Noel Llopis over on “Games from Within” has written a nice rebuttal to my Asserts are evil post and the follow up.

I think it’s probably about time to wrap this up ;) So, here’s what I’ve learned…

[Updated: 24th October - there is an interesting discussion still going on over in the comments on Noel’s post…]

The reasons that I stated for disliking the use of assert in C++ were as follows:

  • The check will, likely, go away in a release build.

  • The assert is covering for poor design.

  • The assert makes it very hard to write a unit test for the failure condition.

  • If the object is running without a user interface then the assert’s dialog box may cause issues.

  • and finally: The assert is really just an “exploding comment”.

Something that many people who commented seem to have missed is that I was indicating problems with the traditional “standard” assert. Use of non standard asserts can deal with many of the issues. Most notably you can use a non-standard assertion to avoid issues 3 and 4 and, possibly, 1.

So, if you do feel the need to use assertions, ideally, you should be using something a little more refined than the standard assert. Perhaps Noel will post his code at some point; otherwise you can probably find something somewhere (if you know of any nice replacement asserts add the links to the comments on this article).

My main problem with assert is that sometimes it’s used when normal error handling code should be used instead or where the design is broken and needs fixing. What I’ve been reminded of by the discussion is that we all work in different environments and what’s good for some of us is not so good for others. As Noel points out, sometimes there isn’t time to fix the design and in these situations it’s better to use the “exploding comment” to remind you that you haven’t fixed it and sometimes all you can do is pray if the problem occurs in the release build. Personally I prefer that these tests stay in the release build, but I can see what many others want it to go away.

It seems like we’ve come full circle to Mark’s Ferrari versus Land Rover posting. In the kind of code I write I don’t ever want the program to continue onwards after a problem could have been detected; you don’t want a financial transaction to occur that is incorrect just because your asserts are compiled out. Likewise you don’t want a database update to occur with invalid data simply because an assertion didn’t fire in the release build. If a test stays in the code all the time then I don’t see it as an assert, it’s just normal error checking and it needs some form of handling even if that’s just to do the best you can to shut down cleanly. Often though it’s a case of cleanly rolling back the work item in progress, logging the failure and moving on to the next piece of work. This is why these tests are important in my release builds. I want to know that I will not proceed down the current code path if they fail. Being unable to proceed does not mean that the software cannot do useful work it just means that it can’t do this particular piece of useful work.

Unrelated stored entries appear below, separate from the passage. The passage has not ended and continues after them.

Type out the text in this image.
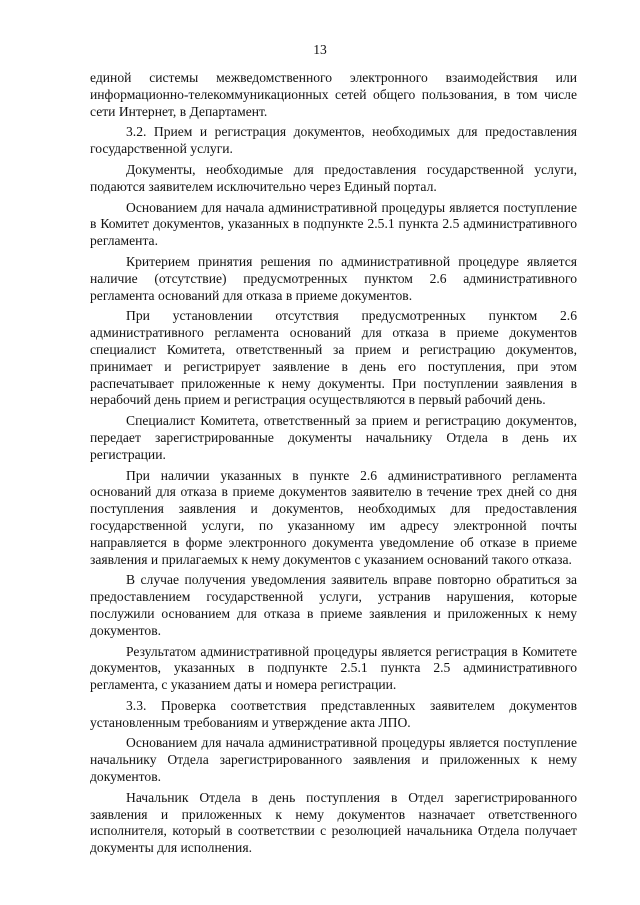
13

единой системы межведомственного электронного взаимодействия или информационно-телекоммуникационных сетей общего пользования, в том числе сети Интернет, в Департамент.

3.2. Прием и регистрация документов, необходимых для предоставления государственной услуги.

Документы, необходимые для предоставления государственной услуги, подаются заявителем исключительно через Единый портал.

Основанием для начала административной процедуры является поступление в Комитет документов, указанных в подпункте 2.5.1 пункта 2.5 административного регламента.

Критерием принятия решения по административной процедуре является наличие (отсутствие) предусмотренных пунктом 2.6 административного регламента оснований для отказа в приеме документов.

При установлении отсутствия предусмотренных пунктом 2.6 административного регламента оснований для отказа в приеме документов специалист Комитета, ответственный за прием и регистрацию документов, принимает и регистрирует заявление в день его поступления, при этом распечатывает приложенные к нему документы. При поступлении заявления в нерабочий день прием и регистрация осуществляются в первый рабочий день.

Специалист Комитета, ответственный за прием и регистрацию документов, передает зарегистрированные документы начальнику Отдела в день их регистрации.

При наличии указанных в пункте 2.6 административного регламента оснований для отказа в приеме документов заявителю в течение трех дней со дня поступления заявления и документов, необходимых для предоставления государственной услуги, по указанному им адресу электронной почты направляется в форме электронного документа уведомление об отказе в приеме заявления и прилагаемых к нему документов с указанием оснований такого отказа.

В случае получения уведомления заявитель вправе повторно обратиться за предоставлением государственной услуги, устранив нарушения, которые послужили основанием для отказа в приеме заявления и приложенных к нему документов.

Результатом административной процедуры является регистрация в Комитете документов, указанных в подпункте 2.5.1 пункта 2.5 административного регламента, с указанием даты и номера регистрации.

3.3. Проверка соответствия представленных заявителем документов установленным требованиям и утверждение акта ЛПО.

Основанием для начала административной процедуры является поступление начальнику Отдела зарегистрированного заявления и приложенных к нему документов.

Начальник Отдела в день поступления в Отдел зарегистрированного заявления и приложенных к нему документов назначает ответственного исполнителя, который в соответствии с резолюцией начальника Отдела получает документы для исполнения.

Also, I work with a lot of multi-threaded code so, for me, checks that are important enough for assertions in debug builds are probably more important in release builds. Some race conditions hardly ever show up in debug builds and yet could occur all the time in release builds. So, for me, these errors are important in release builds and if the system shuts down it’s better than it continuing. So yes, I guess I tend to work on Ferraris and others often work on Land Rovers where it’s more important for the program to give the impression of being in control even if it’s not entirely in control all the time. Obviously for Noel, with games, his requirements are more that the show must go on. Once his code is running on your console it doesn’t really help him a great deal to try and report the error to you as it’s unlikely that he can do anything about it. Your system probably fits somewhere between the two extremes.

So, in summary, if you can fix the design so that you don’t need an assertion then do that. If what you’re asserting must never happen in production code then either make sure this particular assert cannot be compiled out or use normal error handling code. If you feel you must use an assertion then consider using custom assertion code so that you can integrate assertion failures into your testing and so that the test can provide whatever it is that you require to do your job.